The fire department recently trained all its firefighters on battery awareness, safety and response.

The department said it also recently changed its policies for electric vehicles.

Now, any time there is an electric vehicle involved, the department sends an engine company, a ladder company, hazmat, and the rescue task force because of the dangerous materials inside the car battery.

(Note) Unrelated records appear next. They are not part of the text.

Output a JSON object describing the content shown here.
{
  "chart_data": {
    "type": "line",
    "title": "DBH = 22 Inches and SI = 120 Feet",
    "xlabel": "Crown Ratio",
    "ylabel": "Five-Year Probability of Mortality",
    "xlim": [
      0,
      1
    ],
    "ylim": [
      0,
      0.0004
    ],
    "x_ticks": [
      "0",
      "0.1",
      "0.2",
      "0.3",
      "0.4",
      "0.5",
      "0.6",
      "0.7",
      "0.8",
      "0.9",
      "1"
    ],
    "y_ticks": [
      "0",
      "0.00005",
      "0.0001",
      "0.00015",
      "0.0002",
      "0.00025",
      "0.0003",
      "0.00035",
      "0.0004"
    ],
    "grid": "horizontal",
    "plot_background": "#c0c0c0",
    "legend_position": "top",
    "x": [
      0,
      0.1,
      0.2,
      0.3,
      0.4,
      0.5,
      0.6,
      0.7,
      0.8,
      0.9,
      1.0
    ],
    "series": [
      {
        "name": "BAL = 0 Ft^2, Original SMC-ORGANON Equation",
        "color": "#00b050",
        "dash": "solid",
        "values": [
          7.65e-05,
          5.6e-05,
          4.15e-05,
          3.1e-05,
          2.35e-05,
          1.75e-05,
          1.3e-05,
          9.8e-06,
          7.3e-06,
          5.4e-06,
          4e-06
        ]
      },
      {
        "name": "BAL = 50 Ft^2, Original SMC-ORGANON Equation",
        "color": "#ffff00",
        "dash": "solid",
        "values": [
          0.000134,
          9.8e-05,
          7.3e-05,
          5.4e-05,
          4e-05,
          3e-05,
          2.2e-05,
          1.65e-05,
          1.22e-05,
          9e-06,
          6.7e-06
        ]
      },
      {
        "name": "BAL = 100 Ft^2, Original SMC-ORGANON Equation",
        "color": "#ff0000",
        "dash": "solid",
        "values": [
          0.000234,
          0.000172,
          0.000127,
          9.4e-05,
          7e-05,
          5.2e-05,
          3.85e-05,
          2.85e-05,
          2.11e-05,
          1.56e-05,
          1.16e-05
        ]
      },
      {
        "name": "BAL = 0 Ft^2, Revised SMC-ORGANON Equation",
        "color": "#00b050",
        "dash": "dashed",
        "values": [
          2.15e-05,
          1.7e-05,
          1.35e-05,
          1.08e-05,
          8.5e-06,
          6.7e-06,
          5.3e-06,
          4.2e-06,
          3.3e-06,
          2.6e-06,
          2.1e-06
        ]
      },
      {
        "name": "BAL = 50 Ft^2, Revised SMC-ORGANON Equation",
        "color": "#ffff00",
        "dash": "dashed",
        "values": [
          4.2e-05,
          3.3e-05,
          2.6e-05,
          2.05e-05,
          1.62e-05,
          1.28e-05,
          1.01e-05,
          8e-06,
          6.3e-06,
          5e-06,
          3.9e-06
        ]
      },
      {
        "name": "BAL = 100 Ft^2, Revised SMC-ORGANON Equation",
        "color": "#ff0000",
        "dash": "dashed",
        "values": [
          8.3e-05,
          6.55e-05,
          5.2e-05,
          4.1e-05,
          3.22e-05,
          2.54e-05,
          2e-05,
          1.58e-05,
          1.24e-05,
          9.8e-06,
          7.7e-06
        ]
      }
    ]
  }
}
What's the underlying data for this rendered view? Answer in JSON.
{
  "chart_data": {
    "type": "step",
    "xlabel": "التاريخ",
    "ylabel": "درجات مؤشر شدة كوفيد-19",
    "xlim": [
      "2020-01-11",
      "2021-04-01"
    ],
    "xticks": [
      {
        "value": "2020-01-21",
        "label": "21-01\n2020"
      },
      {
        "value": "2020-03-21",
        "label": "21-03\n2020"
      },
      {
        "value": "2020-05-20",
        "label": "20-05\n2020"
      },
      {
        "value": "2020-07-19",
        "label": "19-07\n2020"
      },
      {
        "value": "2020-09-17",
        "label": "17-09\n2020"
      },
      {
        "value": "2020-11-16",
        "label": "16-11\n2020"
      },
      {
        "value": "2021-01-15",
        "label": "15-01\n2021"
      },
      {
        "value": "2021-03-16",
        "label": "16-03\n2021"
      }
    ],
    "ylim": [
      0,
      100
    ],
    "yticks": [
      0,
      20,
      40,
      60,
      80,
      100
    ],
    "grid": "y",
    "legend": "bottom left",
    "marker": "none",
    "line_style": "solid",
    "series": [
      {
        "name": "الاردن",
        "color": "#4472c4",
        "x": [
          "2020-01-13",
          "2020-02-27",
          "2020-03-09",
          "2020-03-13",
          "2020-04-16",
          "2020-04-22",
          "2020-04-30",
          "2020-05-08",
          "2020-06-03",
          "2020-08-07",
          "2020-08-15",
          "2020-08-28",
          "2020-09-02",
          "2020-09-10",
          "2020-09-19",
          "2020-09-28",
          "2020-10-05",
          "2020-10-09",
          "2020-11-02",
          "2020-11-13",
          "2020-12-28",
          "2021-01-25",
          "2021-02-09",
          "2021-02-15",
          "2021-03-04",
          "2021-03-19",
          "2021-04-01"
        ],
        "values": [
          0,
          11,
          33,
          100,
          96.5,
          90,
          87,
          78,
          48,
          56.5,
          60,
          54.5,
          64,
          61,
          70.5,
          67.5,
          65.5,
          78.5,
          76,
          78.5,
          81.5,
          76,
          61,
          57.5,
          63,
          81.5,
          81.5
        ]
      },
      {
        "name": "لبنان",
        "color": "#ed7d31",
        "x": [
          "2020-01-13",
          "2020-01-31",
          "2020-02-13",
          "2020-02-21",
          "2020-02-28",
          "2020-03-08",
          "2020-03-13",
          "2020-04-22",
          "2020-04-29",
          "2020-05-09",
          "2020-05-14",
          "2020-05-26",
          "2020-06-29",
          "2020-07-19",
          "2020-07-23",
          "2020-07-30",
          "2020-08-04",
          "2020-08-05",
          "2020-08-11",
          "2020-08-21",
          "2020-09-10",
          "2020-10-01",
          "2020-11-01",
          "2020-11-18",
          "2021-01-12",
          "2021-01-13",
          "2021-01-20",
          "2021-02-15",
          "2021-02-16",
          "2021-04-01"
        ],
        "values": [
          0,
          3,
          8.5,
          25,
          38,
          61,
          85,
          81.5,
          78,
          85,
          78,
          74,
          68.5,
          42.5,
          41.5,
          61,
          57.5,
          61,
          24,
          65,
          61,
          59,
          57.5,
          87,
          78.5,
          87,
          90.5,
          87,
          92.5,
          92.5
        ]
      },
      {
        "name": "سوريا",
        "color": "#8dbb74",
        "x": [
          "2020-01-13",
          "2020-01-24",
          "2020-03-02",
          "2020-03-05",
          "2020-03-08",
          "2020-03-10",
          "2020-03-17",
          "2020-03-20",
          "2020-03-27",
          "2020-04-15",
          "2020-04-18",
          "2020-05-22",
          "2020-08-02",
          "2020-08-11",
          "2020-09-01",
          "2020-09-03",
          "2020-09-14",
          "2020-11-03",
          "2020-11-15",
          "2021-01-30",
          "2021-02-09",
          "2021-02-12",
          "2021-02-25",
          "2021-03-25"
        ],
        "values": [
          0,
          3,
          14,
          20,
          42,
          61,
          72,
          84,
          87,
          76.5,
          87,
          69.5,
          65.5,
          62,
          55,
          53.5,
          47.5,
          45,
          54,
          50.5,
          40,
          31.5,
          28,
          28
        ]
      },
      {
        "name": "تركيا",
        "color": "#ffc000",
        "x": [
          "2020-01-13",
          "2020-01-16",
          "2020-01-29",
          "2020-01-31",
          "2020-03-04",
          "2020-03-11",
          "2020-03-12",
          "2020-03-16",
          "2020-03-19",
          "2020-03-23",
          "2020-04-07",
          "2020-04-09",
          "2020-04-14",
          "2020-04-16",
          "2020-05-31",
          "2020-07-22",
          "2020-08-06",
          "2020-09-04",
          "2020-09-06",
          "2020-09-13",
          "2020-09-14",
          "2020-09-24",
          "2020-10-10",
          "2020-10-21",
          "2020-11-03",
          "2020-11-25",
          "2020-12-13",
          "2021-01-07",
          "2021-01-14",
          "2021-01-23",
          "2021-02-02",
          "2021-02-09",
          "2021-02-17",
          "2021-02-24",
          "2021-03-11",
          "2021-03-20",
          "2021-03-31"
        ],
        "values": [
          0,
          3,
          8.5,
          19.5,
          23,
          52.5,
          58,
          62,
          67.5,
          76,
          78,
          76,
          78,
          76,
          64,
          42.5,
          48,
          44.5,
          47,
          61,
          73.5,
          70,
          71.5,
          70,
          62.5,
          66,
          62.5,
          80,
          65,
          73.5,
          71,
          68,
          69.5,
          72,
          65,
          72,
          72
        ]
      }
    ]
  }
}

Lithium-ion batteries are everywhere and are used in our everyday lives, but they can be dangerous.

Capt. Matt Phippen with the Tulsa Fire Department said crews have been fighting fires related to Lithium-ion batteries.

"We've had scooter fires, we've had some hoverboards and things like that,” said Phippen. “We've had some individual just batteries that were separate have issues and things like that."

The entire department recently trained to be ready for any electric vehicle fire.

"The problem with EV batteries is they put off really toxic gases, so we've got to be careful with that,” said Phippen. “Also, they produce high levels of heat, heat that we haven't dealt with in the past."

Towing companies News On 6 talked to said they have not had to store an electric vehicle yet, but they expect to eventually.

"If it's wrecked, you're going to want to cut the battery cables if the fire department don't do it because there's been some cases where they do catch on fire whenever you get them back here to the yard as well, and if they're around other people or inside of a building, that building's going up with it,” said Cameron Haughey with Morgan Towing and Recovery.

Haughey said he has been seeing more Teslas on the road and anticipating electric semis.

His business and others have been trained on how to tow and store electric vehicles.

For example, Four A Wrecker Service in Oklahoma City has a set-up with cement blocks to be ready for any possible electric vehicle fire in its yard.

The Tulsa Fire Department recommends being careful of overcharging batteries and reminds everyone to unplug anything you're not using.